-- NYT Confidential News Sources Policy
Today we launch a new NYTPicker feature, "Don't Quote Me!" -- a highlight of the latest, most egregious excuses for anonymity from the pages of the NYT.
You see them every morning, unnamed sources spilling their guts -- usually claiming anonymity because they were "not authorized" to speak to reporters.
Hey, we understand. On deadline, it's often very difficult to get those Official Newspaper Source Authorization Forms properly filled out.
But often -- pressed to develop some original explanation for a source's reluctance to see his or her name in the paper, per NYT policy -- NYT reporters twist themselves into pretzels with their excuses for failure to force a source onto the record.

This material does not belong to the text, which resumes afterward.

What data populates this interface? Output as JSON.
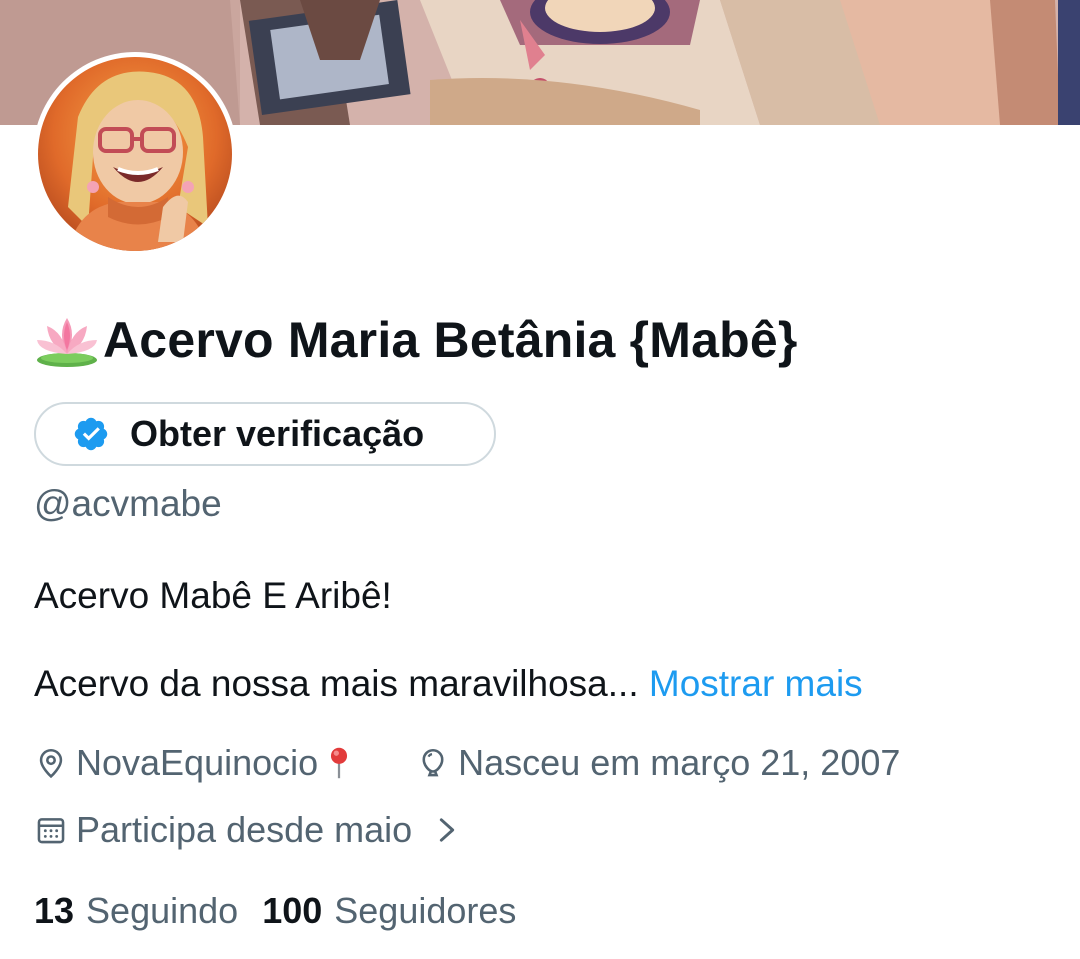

In "For Obama, Foreign Policy May Offer Avenues for Success," by Helene Cooper, comes this articulation of a source's anonymity today. In this instance, the source says he doesn't want to engage in "speculation." A noble goal, considering it's useless, and against the NYT's anonymous source rules.
But Cooper goes ahead and quotes him speculating, anyway:
The expected ascension of Representative Ileana Ros-Lehtinen, Republican of Florida, to lead the House Foreign Affairs Committee, could signal trouble for Mr. Obama’s efforts to expand Americans’ opportunities to travel to Cuba, the next step aimed at encouraging contact between people in both countries.
“The likelihood of things moving on that in the next Congress are greatly diminished,” said a Republican aide in the House, who spoke on the condition of anonymity because he did not want to speculate on legislation before the new committee assignments were set.We'll be back soon, with another edition of "Don't Quote Me!"